Baca berita dengan sedikit iklan, klik di sini
Seolah tak percaya, Masykur Abdul Kadir menerima berita gembira itu dengan mata terbelalak. Segera ia sujud syukur mencium lantai penjara yang dingin. Kedatangan Munik istrinya, empat anak, dan ibu mertuanya di Penjara Kerobokan, Denpasar, Bali, Jumat dua pekan lalu, benar-benar sebuah berkah. Dari mereka Masykur memastikan berita yang sebelumnya ia tahu dari televisi itu: Mahkamah Konstitusi (MK) mengabulkan permohonannya agar UU No. 16/2003 yang memberlakukan undang-undang antiterorisme dalam kasus bom Bali dibatalkan. ?Keluarga sangat bersyukur karena mereka tak percaya Masykur terlibat bom Bali,? kata Mirzen, salah satu anggota Tim Pengacara Muslim, pengacara Masykur.

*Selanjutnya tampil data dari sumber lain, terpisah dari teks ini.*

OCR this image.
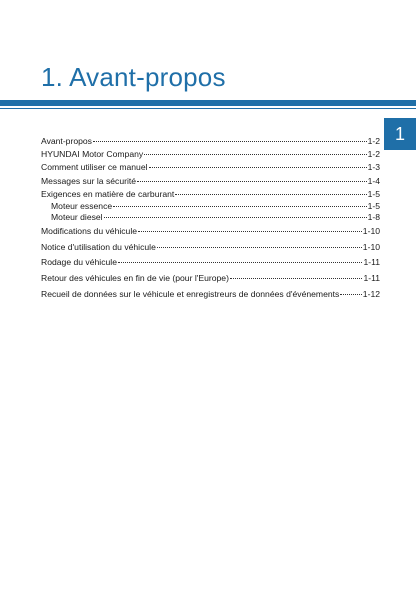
1. Avant-propos
1
Avant-propos	1-2
HYUNDAI Motor Company	1-2
Comment utiliser ce manuel	1-3
Messages sur la sécurité	1-4
Exigences en matière de carburant	1-5
Moteur essence	1-5
Moteur diesel	1-8
Modifications du véhicule	1-10
Notice d'utilisation du véhicule	1-10
Rodage du véhicule	1-11
Retour des véhicules en fin de vie (pour l'Europe)	1-11
Recueil de données sur le véhicule et enregistreurs de données d'événements	1-12
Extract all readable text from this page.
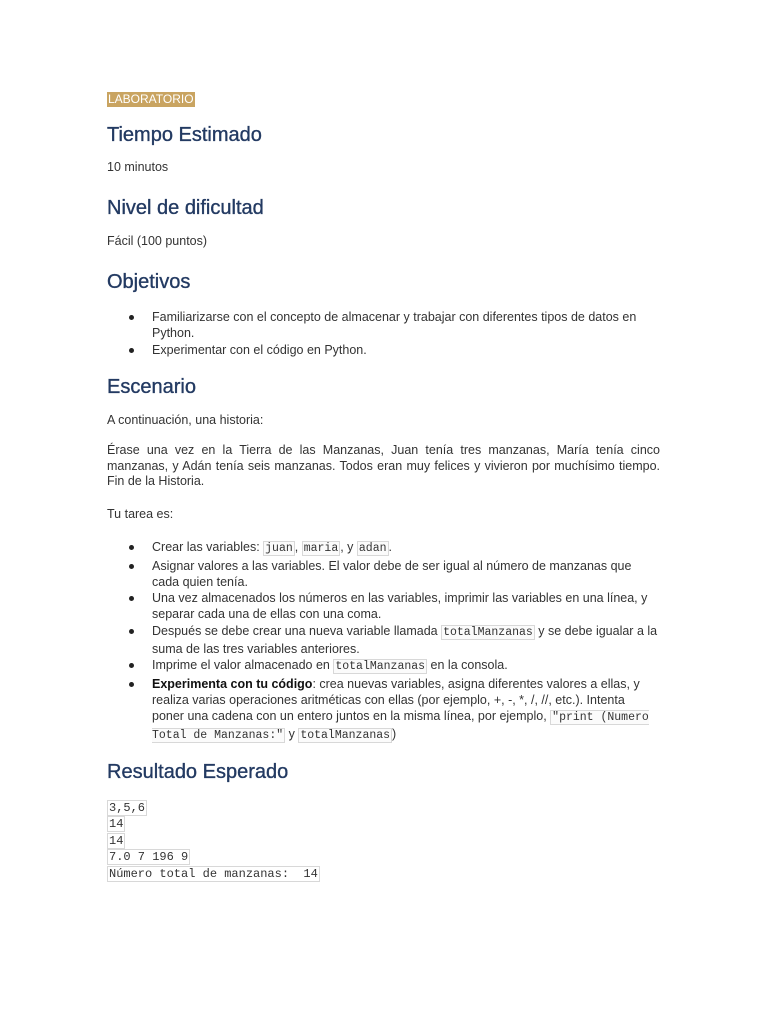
LABORATORIO
Tiempo Estimado

10 minutos

Nivel de dificultad

Fácil (100 puntos)

Objetivos
Familiarizarse con el concepto de almacenar y trabajar con diferentes tipos de datos en Python.
Experimentar con el código en Python.
Escenario

A continuación, una historia:

Érase una vez en la Tierra de las Manzanas, Juan tenía tres manzanas, María tenía cinco manzanas, y Adán tenía seis manzanas. Todos eran muy felices y vivieron por muchísimo tiempo. Fin de la Historia.

Tu tarea es:

Crear las variables: juan , maria , y adan .
Asignar valores a las variables. El valor debe de ser igual al número de manzanas que cada quien tenía.
Una vez almacenados los números en las variables, imprimir las variables en una línea, y separar cada una de ellas con una coma.
Después se debe crear una nueva variable llamada totalManzanas y se debe igualar a la suma de las tres variables anteriores.
Imprime el valor almacenado en totalManzanas en la consola.
Experimenta con tu código: crea nuevas variables, asigna diferentes valores a ellas, y realiza varias operaciones aritméticas con ellas (por ejemplo, +, -, *, /, //, etc.). Intenta poner una cadena con un entero juntos en la misma línea, por ejemplo, "print (Numero Total de Manzanas:" y totalManzanas )
Resultado Esperado
3,5,6
14
14
7.0 7 196 9
Número total de manzanas:  14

Apa yang dialami Masykur memang sebuah mimpi buruk. Ketika itu pada September 2002 ia berkenalan dengan seorang lelaki yang mengaku bernama Sutomo. Perkenalan itu terjadi di rumah makan Nyonya Desi, tak jauh dari rumah Masykur di Denpasar, Bali. Dalam perbincangan sembari makan itu, Sutomo mengaku mencari rumah kontrakan. Masykur lalu menunjuk rumah Ni Luh Suandari, yang membuka kos di rumahnya.
Setelah perkenalan itu, beberapa pertemuan pun terjadi. Sutomo lalu meminta bantuan Masykur mencarikan kendaraan sewaan. Dua tiga kali ia mencarikan mobil rental untuk Sutomo. Masykur merasa lumrah karena di daerah wisata seperti Bali sangat lazim seorang pelancong mencari mobil sewaan. ?Sebagai sesama manusia, membantu orang adalah wajar,? kata Qadhar Faisal, salah satu pengacara Masykur.
Perkenalan Masykur dengan Sutomo itu ternyata berbuntut fatal. Pada 21 November 2002?sebulan setelah insiden bom Kuta?di Banten polisi menangkap Sutomo yang tak lain adalah Imam Samudra, tokoh utama insiden bom Bali. Tak lama setelah itu Masykur tambah syok: polisi juga menangkap dirinya dengan tuduhan membantu Imam Samudra melakukan kegiatan sebelum pengeboman. Belakangan ia malah diganjar hukuman 15 tahun di pengadilan tingkat pertama dan kedua.
Keputusan Mahkamah Konstitusi memberi harapan baru buat Masykur. Mahkamah memutuskan menerima permohonan uji material atas UU No. 16/2003 terhadap UUD 1945. ?Mahkamah menyatakan undang-undang itu tidak mempunyai kekuatan hukum yang mengikat, mencabut undang-undang itu, dan menyatakan tidak berlaku,? kata Jimly Asshiddiqie, Ketua MK.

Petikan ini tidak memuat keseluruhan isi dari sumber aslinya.